The human face of God

By Guy Sayles

One of the most astonishing things Jesus said was: “Whoever who has seen me has seen the Father” (John 14).

When we see Jesus, we see what God is like.

To borrow a phrase from John A. T. Robinson, Jesus is “the human face of God” (The Human Face of God, 1973). 

Like Jesus, God is not aloof from us: detached, disinterested and disconnected.  Instead, God is with us, one of us, sharing our lives, tasting our joys, feeling our sorrows.  

When looking at Jesus, I see what a human being is meant to be: fully alive and fully engaged.

Reynolds Price said that, in Jesus, we catch “sight of a single human life lived nearer to the Maker’s mind than any other life yet heard of” (Three Gospels, p. 240).

Jesus was passionate about the rule and reign of God: freedom, justice, mercy, peace and love.

He promised abundant life; and, because he was himself so vibrantly and fully alive, people trusted that he could and would keep that promise. 

Jesus’ life calls out to me. In him, I see what it means to be human, and he awakens in me a desire to be like him.

He urges me to lose my false self in the great mysteries of love and to take up my true life, a life centered not on my ego but on him. 

Jesus’ face glows with authentic humanity, and it also shines with the bright light of God.

Writing, about Jesus’ transfiguration, Paul said to the community of Christians in Corinth: “It is the God who said, ‘Let light shine out of darkness,’ who has shone in our hearts to give the light of the knowledge of the glory of God in the face of Jesus Christ” (2 Corinthians 4:6).
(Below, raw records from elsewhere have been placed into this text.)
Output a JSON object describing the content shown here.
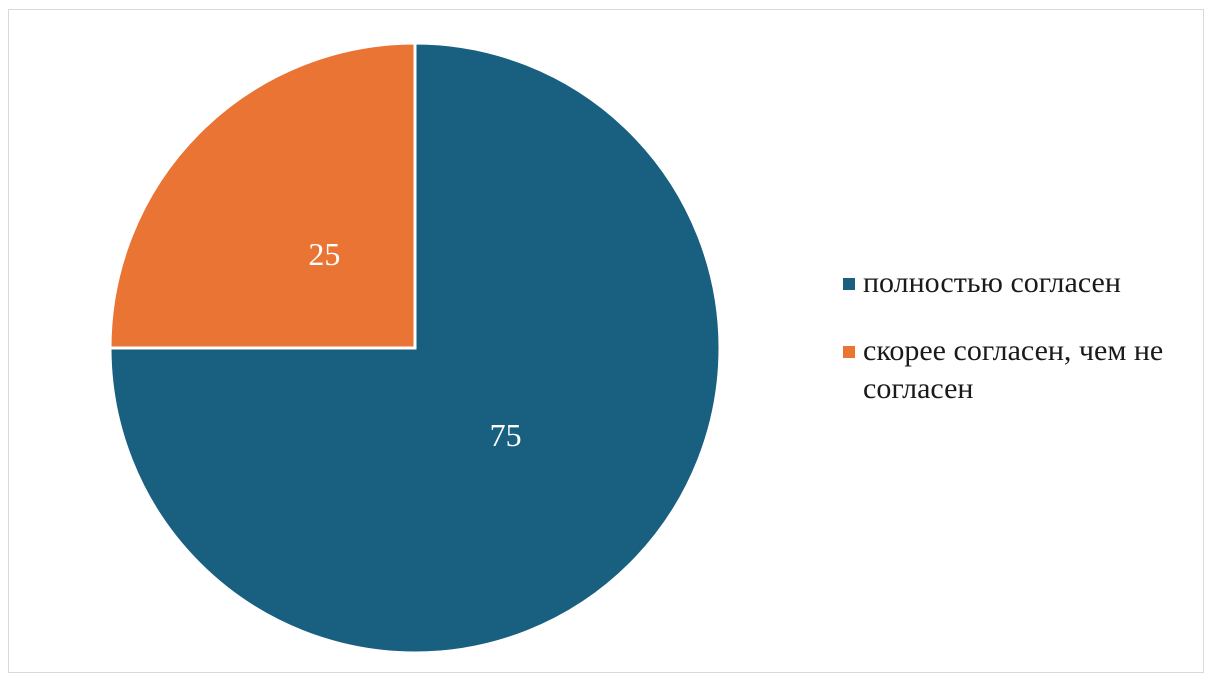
{
  "chart_data": {
    "type": "pie",
    "categories": [
      "полностью согласен",
      "скорее согласен, чем не согласен"
    ],
    "values": [
      75,
      25
    ],
    "colors": [
      "#185F80",
      "#E97434"
    ],
    "data_labels": [
      "75",
      "25"
    ],
    "legend_position": "right",
    "title": ""
  }
}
I’m not sure what Paul meant by these lyrical and luminous words, but it’s something like: The light of creation and the light of Jesus originate with God, and the face—the story-formed image—of Jesus radiates the glory of God.

Jesus, as the human face of God shows us the possibilities of personhood; and, as the human face of Godhe reveals the character of the divine.
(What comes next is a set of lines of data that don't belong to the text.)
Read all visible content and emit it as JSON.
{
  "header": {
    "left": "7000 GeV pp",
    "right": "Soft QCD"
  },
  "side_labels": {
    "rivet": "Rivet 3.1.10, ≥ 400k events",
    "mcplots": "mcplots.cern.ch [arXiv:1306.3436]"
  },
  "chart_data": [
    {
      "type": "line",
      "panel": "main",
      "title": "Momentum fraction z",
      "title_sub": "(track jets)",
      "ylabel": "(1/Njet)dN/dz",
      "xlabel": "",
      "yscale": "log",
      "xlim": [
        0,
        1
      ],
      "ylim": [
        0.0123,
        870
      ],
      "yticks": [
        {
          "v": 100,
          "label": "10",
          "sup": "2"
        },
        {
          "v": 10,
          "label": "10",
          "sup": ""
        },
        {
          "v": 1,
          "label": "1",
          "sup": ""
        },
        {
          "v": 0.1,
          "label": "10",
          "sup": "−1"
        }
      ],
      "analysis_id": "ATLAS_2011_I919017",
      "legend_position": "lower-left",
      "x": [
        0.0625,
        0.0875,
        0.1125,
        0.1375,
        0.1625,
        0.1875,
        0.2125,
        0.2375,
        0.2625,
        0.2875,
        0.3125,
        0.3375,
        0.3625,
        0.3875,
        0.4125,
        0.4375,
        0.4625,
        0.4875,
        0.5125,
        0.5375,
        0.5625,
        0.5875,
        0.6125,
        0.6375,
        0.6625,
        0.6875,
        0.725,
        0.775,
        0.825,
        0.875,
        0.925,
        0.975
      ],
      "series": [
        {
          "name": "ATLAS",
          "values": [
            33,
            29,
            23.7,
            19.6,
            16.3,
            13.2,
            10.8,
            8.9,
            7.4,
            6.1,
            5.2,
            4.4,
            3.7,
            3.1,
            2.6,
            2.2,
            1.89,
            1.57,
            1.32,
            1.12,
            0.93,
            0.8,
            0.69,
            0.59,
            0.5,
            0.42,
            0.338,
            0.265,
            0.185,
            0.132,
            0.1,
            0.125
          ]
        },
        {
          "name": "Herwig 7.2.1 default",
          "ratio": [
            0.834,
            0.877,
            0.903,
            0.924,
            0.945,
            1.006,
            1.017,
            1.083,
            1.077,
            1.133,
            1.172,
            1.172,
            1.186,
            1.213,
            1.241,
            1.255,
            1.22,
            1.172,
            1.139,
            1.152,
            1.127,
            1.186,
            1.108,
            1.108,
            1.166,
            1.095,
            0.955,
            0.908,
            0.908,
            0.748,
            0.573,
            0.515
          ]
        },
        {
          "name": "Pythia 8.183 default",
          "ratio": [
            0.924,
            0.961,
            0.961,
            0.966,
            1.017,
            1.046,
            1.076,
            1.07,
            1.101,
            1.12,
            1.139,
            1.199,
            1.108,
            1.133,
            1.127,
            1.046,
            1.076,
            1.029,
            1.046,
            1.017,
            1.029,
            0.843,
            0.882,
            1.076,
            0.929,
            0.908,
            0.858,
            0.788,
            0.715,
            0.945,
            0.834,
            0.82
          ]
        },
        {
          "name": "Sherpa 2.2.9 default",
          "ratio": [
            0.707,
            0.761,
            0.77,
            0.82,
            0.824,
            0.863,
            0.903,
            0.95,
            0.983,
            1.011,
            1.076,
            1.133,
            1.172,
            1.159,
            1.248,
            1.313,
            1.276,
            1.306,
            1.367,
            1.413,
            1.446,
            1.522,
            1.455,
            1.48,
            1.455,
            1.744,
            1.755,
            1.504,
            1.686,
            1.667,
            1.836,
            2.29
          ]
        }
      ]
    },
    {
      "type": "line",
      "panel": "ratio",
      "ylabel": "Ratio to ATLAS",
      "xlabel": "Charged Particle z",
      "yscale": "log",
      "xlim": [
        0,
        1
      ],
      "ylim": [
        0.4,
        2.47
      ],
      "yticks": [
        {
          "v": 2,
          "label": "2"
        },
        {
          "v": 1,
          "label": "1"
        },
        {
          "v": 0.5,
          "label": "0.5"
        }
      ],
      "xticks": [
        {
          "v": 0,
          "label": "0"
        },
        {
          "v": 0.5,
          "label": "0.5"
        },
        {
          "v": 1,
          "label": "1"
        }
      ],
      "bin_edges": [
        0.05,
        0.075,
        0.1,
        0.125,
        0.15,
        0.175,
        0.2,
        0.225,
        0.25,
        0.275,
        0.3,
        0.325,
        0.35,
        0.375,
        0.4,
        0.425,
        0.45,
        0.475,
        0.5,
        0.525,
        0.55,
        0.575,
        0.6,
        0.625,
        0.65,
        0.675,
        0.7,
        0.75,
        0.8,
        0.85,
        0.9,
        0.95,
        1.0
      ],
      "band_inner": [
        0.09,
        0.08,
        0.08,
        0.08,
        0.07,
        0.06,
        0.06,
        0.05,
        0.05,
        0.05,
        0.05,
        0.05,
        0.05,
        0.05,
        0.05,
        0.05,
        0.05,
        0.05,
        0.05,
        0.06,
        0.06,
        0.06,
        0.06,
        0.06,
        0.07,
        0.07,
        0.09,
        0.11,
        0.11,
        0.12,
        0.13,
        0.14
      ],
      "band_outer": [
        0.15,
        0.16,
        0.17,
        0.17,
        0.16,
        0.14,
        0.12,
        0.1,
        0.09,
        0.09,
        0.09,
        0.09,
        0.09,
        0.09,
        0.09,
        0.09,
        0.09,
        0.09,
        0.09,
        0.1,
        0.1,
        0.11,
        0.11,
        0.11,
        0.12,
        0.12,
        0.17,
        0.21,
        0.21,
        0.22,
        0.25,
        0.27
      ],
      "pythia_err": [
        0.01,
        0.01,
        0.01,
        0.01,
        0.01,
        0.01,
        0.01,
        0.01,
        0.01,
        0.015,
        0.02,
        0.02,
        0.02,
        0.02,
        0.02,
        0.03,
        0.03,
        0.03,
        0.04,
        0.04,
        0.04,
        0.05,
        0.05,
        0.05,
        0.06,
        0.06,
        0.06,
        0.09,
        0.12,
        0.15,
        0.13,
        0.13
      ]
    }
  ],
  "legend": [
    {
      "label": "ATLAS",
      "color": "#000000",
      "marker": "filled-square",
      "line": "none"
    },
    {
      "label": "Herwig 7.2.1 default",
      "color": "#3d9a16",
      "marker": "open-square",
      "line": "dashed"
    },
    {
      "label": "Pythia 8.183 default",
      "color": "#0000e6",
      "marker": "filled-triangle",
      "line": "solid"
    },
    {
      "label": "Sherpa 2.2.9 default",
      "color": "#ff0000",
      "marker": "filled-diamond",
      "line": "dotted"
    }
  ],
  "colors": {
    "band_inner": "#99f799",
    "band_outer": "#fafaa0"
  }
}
A New Testament hymn (Colossians 1:15-20)invites us to praise this cosmic Christ: 

He is the image of the invisible God, the firstborn of all creation; for in him all things in heaven and on earth were created, things visible and invisible, whether thrones or dominions or rulers or powers—all things have been created through him and for him. He himself is before all things, and in him all things hold together. He is the head of the body, the church; he is the beginning, the firstborn from the dead, so that he might come to have first place in everything. For in him all the fullness of God was pleased to dwell, and through him God was pleased to reconcile to himself all things, whether on earth or in heaven, by making peace through the blood of his cross.

This stunning poetry gives me words for my experience with Jesus. With, through and in him, I learn what God is like.
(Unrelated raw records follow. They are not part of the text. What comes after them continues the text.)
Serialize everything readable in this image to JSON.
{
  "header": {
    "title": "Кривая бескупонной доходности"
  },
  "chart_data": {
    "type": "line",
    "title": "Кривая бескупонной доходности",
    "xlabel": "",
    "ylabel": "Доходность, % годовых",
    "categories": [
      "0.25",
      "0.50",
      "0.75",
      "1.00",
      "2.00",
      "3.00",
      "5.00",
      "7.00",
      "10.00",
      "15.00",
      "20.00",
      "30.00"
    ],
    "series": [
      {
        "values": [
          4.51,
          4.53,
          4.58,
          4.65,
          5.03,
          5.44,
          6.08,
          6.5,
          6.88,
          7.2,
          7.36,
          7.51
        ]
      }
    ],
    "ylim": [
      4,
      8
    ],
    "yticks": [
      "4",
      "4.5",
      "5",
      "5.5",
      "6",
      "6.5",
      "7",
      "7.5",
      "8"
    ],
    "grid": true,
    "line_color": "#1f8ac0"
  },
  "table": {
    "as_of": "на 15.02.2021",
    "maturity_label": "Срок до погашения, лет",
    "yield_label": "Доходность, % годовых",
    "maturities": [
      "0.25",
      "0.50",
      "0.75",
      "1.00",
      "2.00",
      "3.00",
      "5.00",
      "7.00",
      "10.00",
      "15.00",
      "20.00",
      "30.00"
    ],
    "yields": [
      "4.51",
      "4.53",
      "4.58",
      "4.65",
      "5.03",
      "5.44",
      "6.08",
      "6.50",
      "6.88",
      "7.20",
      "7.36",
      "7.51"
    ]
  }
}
His life and the life of creation are inseparably connected. Without him, everything and everyone would come apart and devolve into chaos.

For Jesus, the tomb became a womb; he was born from death; now he midwives us through our own dying into fullness of life.

Through him, everything divided is coming back together, estrangement is being replaced with friendship, and violence is being vanquished by peace. 

For me, Jesus is vaster than we can know and nearer than our own breath. He encompasses the cosmos and embraces each of us.

Guy Sayles is a writer and speaker in Asheville, N.C., and a facilitator for the Jesus Worldview Initiative.